Site icon Brady Today

US Government Poised to Approve $3 Billion Plan to Remove Chinese Telecom Equipment

US government set to approve spending $3 billion to remove Chinese telecoms equipment

The US House of Representatives is set to vote on a new defense bill allocating $3 billion to support American telecommunications companies in removing and replacing equipment manufactured by Chinese firms Huawei and ZTE.

This funding, drawn from the National Defense Authorization Act’s 2025 budget, aims to mitigate national security risks as part of the ongoing US crackdown on Chinese technology companies.

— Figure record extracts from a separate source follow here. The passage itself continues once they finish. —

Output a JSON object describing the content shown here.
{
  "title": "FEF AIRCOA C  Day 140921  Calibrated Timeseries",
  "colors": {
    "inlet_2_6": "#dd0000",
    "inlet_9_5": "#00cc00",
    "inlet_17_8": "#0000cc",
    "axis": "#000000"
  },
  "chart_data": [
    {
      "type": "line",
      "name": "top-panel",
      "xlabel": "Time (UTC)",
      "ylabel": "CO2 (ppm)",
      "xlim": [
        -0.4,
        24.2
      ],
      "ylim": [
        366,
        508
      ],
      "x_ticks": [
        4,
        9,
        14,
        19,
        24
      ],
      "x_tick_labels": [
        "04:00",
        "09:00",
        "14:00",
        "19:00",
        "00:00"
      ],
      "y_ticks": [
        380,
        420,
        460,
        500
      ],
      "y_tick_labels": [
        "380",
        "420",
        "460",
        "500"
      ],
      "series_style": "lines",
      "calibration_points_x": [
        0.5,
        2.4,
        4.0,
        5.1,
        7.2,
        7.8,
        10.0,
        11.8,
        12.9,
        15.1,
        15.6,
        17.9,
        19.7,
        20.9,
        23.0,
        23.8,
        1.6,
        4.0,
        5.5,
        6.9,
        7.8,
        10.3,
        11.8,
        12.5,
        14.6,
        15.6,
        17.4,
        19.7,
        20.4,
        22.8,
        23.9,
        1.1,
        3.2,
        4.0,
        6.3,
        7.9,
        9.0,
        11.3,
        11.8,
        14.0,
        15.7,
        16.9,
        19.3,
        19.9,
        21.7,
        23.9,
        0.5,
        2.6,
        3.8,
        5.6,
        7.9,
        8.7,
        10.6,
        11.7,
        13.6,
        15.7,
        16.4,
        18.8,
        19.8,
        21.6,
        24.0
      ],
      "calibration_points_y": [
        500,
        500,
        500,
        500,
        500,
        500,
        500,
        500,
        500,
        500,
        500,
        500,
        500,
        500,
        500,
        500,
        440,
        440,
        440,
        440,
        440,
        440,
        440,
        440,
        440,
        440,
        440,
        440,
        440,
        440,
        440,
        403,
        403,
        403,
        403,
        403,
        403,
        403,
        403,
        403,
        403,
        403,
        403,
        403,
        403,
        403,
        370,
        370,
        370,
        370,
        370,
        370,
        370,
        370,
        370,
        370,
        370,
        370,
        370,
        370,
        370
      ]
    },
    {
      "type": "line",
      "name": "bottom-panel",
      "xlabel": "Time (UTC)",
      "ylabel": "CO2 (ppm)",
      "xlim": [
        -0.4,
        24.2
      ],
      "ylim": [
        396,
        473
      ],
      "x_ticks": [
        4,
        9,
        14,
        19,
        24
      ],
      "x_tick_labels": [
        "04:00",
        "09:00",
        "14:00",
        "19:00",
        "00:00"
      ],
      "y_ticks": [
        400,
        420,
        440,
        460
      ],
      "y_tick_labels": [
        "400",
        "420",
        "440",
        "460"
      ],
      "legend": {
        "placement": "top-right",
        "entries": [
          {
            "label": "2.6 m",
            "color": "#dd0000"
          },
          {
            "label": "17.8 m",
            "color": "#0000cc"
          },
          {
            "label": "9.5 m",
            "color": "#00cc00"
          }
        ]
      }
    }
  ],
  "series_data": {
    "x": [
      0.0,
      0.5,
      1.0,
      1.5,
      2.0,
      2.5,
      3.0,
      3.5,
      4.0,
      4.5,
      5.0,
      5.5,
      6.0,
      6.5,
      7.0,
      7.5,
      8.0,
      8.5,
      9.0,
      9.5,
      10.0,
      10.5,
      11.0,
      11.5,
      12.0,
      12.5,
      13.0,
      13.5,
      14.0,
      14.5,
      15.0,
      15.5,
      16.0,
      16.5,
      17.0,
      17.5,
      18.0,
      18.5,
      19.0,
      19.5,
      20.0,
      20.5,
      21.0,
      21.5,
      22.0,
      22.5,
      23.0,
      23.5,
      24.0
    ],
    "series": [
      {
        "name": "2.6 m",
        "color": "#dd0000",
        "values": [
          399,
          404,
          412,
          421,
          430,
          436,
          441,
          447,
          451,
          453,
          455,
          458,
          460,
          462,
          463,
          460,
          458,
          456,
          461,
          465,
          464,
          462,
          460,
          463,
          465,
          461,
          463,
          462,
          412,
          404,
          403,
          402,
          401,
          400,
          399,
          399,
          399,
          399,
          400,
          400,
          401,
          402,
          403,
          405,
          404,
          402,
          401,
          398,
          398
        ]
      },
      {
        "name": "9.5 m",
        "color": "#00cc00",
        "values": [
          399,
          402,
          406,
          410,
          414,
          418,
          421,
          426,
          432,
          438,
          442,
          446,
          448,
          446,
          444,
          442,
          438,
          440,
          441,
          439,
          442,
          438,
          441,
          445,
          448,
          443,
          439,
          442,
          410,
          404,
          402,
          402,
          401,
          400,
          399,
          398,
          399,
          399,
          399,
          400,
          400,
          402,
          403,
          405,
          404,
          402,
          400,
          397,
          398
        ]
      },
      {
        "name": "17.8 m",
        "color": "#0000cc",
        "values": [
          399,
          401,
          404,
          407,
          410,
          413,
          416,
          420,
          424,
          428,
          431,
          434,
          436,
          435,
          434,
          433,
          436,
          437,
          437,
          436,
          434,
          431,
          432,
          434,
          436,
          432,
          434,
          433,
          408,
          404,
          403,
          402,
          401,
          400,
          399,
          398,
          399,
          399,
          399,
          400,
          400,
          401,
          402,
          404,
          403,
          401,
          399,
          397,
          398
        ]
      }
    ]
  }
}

Addressing National Security Concerns

The 1,800-page proposal, shared over the weekend, includes additional measures targeting China-related issues alongside the telecom equipment initiative.

Bridging the Funding Gap

The $3 billion allocation is expected to cover a shortfall from an earlier $1.9 billion plan to eliminate insecure telecom equipment. The Federal Communications Commission (FCC) estimates the total cost of replacing this equipment at $4.98 billion.

FCC Chair Jessica Rosenworcel emphasized the urgency of addressing the funding gap, warning that the shortfall jeopardizes both national security and rural network connectivity. She noted that in some rural areas, removing compromised equipment could shut down critical networks, impacting essential services like emergency calls.

A Broader Push Against Huawei and ZTE

The effort to remove Chinese telecom gear stems from a 2019 congressional mandate requiring US networks to purge such equipment. The United States is not alone in this initiative. In 2022, the UK announced plans to eliminate Huawei technology from its 5G public networks by the end of 2027.

The UK government cited concerns that US sanctions restricting Huawei’s access to advanced chips might impair the company’s ability to maintain its infrastructure. However, cybersecurity risks are widely believed to be a significant factor in the decision.